I’ve long been convinced that Deryn Rees-Jones is one of the most original and skilled poets writing today. By chance I settled down with her latest collection, Burying the Wren, in the same week I picked up Fiona Moore‘s The Only Reason for Time (on the strength of John Field’s review on the excellent Poor Rude Lines). Both books are in part responses to the premature death of a partner, and although it would be grossly reductive to say that they are therefore “about” bereavement, it’s nonetheless interesting to look at them side by side.
Individual poems can convey loss with heart-breaking clarity, but a collection can also catch the way grief unfolds over time. Both poets do this with exceptional skill, interweaving poems that directly address loss with others that do so either obliquely or not at all. Life goes on, however painfully and however changed.
I loved both of these books in different ways. For me there is something mythic lurking just below the surface in Rees-Jones’s work. Here there are poems about truffles and slugs, but the slugs come together for “midnight séances” and the truffles embody a kind of underworld magic evoking Circe and the “subterranean gods” of sexuality.

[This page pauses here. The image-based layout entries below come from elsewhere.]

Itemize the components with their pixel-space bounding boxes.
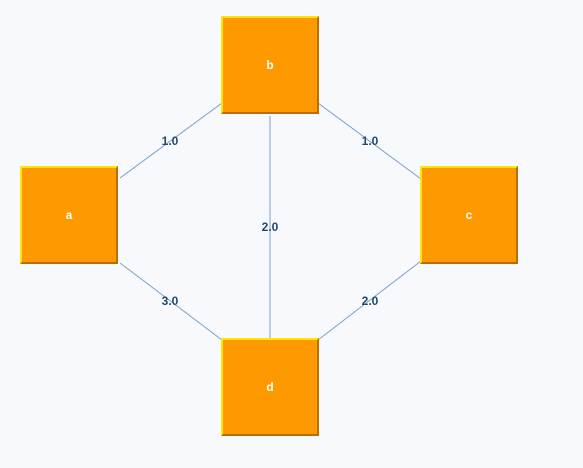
node-c-label: c bbox=[465, 208, 473, 222]
edge-b-c bbox=[317, 102, 422, 180]
edge-a-d bbox=[119, 262, 223, 341]
node-c[interactable]: c bbox=[420, 166, 518, 264]
node-a-label: a bbox=[65, 208, 73, 222]
node-a[interactable]: a bbox=[20, 166, 118, 264]
edge-weight-c-d: 2.0 bbox=[362, 294, 379, 308]
node-d-label: d bbox=[266, 380, 274, 394]
edge-weight-b-d: 2.0 bbox=[262, 220, 279, 234]
edge-weight-b-c: 1.0 bbox=[362, 134, 379, 148]
node-d[interactable]: d bbox=[221, 338, 319, 436]
node-b-label: b bbox=[266, 58, 274, 72]
edge-a-b bbox=[119, 102, 223, 179]
edge-weight-a-b: 1.0 bbox=[162, 134, 179, 148]
edge-weight-a-d: 3.0 bbox=[162, 294, 179, 308]
node-b[interactable]: b bbox=[221, 16, 319, 114]
edge-c-d bbox=[317, 260, 422, 341]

In the brilliant and disturbing “Dogwoman” sequence, Rees-Jones lets these underground forces loose on the surface. Responding to Paula Rego’s sequence of dog woman paintings, the poems express the transformational power of loss. Boundaries, syntax and narrative all break down. As the opening line has it, “No one can love this horror, no one can want it.” Language warps to an incantation, a piling-up of unnerving fragments (“Dog sitting, dog listening, dog running with big joy…Dog blur / hellhound”) punctuated by moments of almost unbearable poignancy (“Once, attendant in my blue dress, I hadn’t the words to call you back”).
Another sequence is presented as the work of Elisabeth So, a fictitious poet-persona who functions like Geoffrey Hill’s Sebastian Arrurruz or Patrick McGuinness’s Liviu Campanu. When this kind of creative pretending (prosopopoeia) succeeds, it can free a poet to write in new and surprising ways. Here it succeeds exceptionally well. Like the apocryphal woman who said that Hamlet was “full of quotations”, I found myself thinking this sequence was constructed almost entirely from memorable lines (“My mouth is yours – if only you’d answer, / to prove the darkness and the silence wrong”).
The poems that most explicitly deal with bereavement have a powerful simplicity to them (“your lips were cold, your eyelid stitched”) and the book ends with an uncompromising clarity: “where a wren sings, flirty in the alder, / in the long hot days of May, // when you are three years gone.”
Fiona Moore makes this passing of time her explicit subject. The book begins “Three days, and already I could write / a dissertation on the fastenings of gates”, which prompts the question: three days since what? We’re in medias res but the details are left unclear. A lot of the power of these poems comes from the way they avoid saying things directly: they point themselves just to the side of or just behind something momentous, in the wake not the wave. “The Shirt” memorably avoids spelling things out with the painfully ambiguous “and from then on, / nothing happened that we would forget.”
The title poem riffs on a quotation from Einstein: “The only reason for time is so that everything doesn’t happen at once”. In a beautifully-judged piece of dramatic logic, the poem begins by asserting “I will recover you from time that is not / linear, as it seemed” but fails before the inevitability of “time, our sealant”. In between comes the image of “the Aran jersey of our first kiss, folded / to two dimensions, collapsing time / from its fourth”.
One of the many paradoxes in the book is that time’s flow and passing can only be expressed in stillness, in a stop-frame succession of moments and memories. Three poems addressed “To the Moon” at different points in the year create a sense of time hurtling glacially past. “The Distal Point” could stand as a metaphor for the entire book, at the same time a modern take on Heraclitus (“no-one has stood here before…No-one will stand here again”) and an image of two people alone on shifting ground in a restless sea.
Reading Rees-Jones I’m unable to shrug off the lurking threat of Monsters From The Id. We join her in contemplating a trilobite or Chinese lanterns, but part of us is always alert for the shock of a Morlock’s claw grabbing us by the ankle. In Moore’s work we can look at a shirt or a photograph without fear of subterranean abduction: the pain is in the things themselves. Ultimately both poets succeed in expressing the difficult reciprocity of love and loss.
In the archetypal myth of poetic bereavement, Orpheus journeys to the underworld to bring back his wife Eurydice but loses her when he breaks his bargain with Death by looking back. Moore and Rees-Jones both move us on from this: they teach us that looking back is sometimes the only honest way out into the light.
To love someone is to live with the certainty of loss, something we prefer not to think about. Both these wonderful books show us how to look at it without flinching and to see it for what it is. Terrible, painful, but also strangely life-affirming.